La guerre, encore et toujours la guerre, omniprésente dans les chansons comme dans l'actualité. Pourtant ce n'est pas le fait militaire qui constitue l'argument principal de cette chanson. La vie de garnison et l'engagement de la fille qui prend l'habit de soldat ne sont qu'un décor pour une pièce en trois actes et deux tableaux. Trois épisodes avec un dénouement heureux et deux ambiances qui vont du réalisme le plus sordide de l'abandon d'une fille séduite à la fiction débridée d'un conte pour grands enfants.

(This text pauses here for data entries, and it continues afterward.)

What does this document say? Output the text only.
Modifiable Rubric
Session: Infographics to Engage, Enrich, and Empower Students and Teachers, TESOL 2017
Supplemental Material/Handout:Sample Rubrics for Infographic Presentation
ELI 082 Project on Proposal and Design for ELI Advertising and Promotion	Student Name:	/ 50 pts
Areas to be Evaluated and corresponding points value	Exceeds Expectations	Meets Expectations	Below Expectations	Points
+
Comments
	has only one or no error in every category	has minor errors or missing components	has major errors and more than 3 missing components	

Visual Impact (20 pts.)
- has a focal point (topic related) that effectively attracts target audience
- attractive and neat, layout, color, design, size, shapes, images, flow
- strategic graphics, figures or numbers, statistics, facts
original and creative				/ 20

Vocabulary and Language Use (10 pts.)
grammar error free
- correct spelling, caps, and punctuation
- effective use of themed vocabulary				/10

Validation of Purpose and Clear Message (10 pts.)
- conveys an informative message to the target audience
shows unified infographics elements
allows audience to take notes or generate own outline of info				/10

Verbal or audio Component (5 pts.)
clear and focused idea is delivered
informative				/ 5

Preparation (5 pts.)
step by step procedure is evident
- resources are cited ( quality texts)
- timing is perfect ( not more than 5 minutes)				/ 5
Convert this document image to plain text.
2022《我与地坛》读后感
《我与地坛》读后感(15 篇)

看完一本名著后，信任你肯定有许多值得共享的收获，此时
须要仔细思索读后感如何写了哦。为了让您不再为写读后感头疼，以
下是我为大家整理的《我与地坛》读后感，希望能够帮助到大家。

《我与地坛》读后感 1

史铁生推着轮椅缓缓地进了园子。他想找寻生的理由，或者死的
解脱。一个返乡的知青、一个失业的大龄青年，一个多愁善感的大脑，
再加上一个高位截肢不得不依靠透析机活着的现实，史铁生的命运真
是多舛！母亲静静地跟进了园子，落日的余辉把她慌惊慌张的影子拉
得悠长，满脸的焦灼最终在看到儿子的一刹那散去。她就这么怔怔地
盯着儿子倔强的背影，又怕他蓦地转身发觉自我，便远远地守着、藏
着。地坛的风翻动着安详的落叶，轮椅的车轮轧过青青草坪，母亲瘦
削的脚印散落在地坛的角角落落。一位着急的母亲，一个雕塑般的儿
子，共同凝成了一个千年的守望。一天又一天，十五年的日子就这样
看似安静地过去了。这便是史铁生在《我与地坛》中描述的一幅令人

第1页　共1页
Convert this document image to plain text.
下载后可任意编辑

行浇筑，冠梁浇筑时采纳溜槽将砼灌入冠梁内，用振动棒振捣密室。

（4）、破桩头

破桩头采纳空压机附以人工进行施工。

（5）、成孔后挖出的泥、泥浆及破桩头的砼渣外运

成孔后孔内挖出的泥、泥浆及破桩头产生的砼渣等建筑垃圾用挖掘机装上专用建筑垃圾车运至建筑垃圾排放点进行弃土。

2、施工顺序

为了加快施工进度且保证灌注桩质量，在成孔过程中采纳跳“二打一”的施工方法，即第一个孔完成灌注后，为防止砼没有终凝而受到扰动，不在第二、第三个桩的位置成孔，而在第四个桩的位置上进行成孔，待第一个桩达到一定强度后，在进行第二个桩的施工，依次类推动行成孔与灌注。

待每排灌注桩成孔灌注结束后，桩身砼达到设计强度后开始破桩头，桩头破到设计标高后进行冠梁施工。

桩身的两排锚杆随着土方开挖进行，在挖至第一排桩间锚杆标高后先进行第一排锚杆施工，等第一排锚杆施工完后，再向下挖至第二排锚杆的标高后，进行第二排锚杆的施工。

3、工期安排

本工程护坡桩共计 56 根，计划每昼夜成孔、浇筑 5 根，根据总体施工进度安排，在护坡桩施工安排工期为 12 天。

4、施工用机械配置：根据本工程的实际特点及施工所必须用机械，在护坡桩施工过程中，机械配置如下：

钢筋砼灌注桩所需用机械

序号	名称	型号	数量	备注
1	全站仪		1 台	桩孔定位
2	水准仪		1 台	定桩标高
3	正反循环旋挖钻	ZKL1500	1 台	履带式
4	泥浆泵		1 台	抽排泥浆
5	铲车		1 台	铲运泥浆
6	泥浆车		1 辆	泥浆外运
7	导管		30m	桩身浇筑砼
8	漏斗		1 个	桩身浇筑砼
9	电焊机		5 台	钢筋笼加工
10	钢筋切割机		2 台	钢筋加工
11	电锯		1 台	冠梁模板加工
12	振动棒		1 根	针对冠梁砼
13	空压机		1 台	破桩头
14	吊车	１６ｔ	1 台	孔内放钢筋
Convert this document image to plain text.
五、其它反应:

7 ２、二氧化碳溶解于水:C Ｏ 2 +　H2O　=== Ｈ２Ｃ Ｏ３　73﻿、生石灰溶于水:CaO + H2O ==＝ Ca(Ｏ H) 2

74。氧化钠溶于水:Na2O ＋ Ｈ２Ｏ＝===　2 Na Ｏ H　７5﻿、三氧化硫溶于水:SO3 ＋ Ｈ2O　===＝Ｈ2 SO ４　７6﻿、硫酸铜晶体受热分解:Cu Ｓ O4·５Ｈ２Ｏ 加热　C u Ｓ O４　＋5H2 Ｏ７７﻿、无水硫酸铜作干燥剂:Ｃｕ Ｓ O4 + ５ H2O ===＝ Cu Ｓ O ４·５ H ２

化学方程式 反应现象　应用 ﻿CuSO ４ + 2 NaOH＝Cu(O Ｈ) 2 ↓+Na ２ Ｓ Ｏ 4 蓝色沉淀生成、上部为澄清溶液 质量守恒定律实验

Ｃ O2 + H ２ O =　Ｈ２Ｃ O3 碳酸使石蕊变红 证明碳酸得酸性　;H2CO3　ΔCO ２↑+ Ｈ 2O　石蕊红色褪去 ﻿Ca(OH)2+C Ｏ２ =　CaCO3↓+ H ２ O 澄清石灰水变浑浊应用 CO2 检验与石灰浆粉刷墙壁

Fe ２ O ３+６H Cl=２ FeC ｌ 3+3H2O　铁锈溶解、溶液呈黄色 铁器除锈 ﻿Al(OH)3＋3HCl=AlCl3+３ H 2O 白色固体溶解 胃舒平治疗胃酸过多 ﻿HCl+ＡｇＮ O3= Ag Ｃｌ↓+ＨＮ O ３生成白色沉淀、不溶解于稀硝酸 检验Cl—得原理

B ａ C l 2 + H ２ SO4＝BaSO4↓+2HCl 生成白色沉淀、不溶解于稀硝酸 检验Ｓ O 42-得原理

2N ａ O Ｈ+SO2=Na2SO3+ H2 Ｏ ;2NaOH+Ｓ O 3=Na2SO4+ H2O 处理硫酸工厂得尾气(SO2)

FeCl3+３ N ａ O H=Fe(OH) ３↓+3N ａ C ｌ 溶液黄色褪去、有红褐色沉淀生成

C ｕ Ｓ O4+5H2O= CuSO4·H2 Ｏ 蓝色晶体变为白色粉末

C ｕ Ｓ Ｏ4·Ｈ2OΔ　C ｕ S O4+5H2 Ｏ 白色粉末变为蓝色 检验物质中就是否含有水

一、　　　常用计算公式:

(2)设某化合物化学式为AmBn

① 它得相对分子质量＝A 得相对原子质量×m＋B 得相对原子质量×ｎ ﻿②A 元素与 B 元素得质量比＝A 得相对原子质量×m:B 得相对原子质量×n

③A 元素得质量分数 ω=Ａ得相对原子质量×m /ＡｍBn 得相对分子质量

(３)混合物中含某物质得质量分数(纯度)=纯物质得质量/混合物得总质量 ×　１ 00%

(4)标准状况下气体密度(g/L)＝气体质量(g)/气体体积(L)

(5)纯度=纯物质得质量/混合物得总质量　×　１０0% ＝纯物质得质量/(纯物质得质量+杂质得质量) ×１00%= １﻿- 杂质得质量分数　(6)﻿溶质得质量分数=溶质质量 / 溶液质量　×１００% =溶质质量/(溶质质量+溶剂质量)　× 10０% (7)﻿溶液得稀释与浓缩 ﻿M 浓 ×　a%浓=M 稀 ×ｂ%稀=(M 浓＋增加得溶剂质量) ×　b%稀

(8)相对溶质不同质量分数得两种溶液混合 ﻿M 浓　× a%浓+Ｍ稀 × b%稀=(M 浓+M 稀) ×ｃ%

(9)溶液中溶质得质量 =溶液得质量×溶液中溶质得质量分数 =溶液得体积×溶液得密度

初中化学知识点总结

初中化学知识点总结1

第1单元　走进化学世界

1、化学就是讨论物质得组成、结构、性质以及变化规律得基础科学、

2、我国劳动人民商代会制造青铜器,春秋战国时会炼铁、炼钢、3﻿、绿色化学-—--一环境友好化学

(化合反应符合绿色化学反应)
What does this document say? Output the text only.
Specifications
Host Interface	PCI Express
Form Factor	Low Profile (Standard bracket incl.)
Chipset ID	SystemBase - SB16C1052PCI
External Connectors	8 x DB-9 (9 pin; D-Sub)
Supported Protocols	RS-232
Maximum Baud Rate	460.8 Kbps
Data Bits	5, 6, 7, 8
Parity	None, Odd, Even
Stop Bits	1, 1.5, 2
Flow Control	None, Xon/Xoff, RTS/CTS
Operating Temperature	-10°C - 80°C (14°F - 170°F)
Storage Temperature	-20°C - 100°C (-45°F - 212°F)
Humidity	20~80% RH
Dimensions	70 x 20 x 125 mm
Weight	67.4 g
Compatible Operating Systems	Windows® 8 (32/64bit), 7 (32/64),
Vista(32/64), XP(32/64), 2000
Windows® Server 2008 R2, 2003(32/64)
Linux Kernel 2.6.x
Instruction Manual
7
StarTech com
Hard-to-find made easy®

Pour écouter la chanson et lire la suite :
L'aventure de cette fille soldat peut donc se scinder en trois : Un premier temps où le garçon, peu empressé d'être chargé de famille, préfère s'engager comme « bon soldat » ; le second acte voit la fille faire preuve d'un caractère bien trempé en s'organisant pour retrouver son amant ; enfin, le dénouement nous offre son lot de larmes de regrets puis de joie.
Puisqu'on parle d'émotions, Fernand Guériff, qui a noté cette chanson, parlait ainsi de son informateur : « Le père Advenard, ancien tisserand...chantait avec beaucoup d'émotion ; il s'arrêtait à certains couplets pour dire : Çà fait que j'pleure ! ».
Cette histoire privilégie l'émotion et les sentiments à la crédibilité des faits. Si la première partie est assez commune à toutes les chansons qui parlent de filles abandonnées par des séducteurs, la seconde partie nous entraîne dans un univers où une imagination débordante a pris les commandes. Certes, il ne manque pas de chansons où une fille s'engage (ou essaye) dans l'armée pour retrouver un garçon. Mais les détails de l'affaire prennent ici des proportions invraisemblables. C'est la fille qui exige du capitaine de choisir son binôme. Et celui ci accède à ses désirs. Mais bien sur ! C'est tout à fait crédible ! De même qu'il est très vraisemblable que, partageant sa vie durant six ans, il ne l'ait pas reconnue. On sait qu'il ne faut pas prendre au pied de la lettre cette durée : six ou sept ans c'est juste l'expression, dans la tradition, d'une durée longue mais indéterminée. Mais tout de même ; les filles qui s'engagent le font souvent sans dissimuler leur féminité et, quand ce n'est pas le cas, un incident vient opportunément les trahir :
Quand il aperçoit ses seins blancs
Ah ! Jugez quelle surprise (1)
Eh bien, là non ! On a beau préciser qu'il
était facile à connaître
Qu'elle était sa Louison...
il faut attendre le dernier couplet pour qu'un raccourci mette un terme à cette invraisemblable situation. La raison de cet aveuglement tient peut-être dans l'origine de la chanson. Patrice Coirault, dans son répertoire de la chanson française, donne comme source plusieurs carnets de colportage du 18è siècle. On sait, en effet, que cette littérature imprimée dans la bibliothèque bleue ou autres éditions, privilégiait les récits fantastiques, contes et légendes appréciés d'une clientèle moins illettrée que la moyenne, mais avide de sensations.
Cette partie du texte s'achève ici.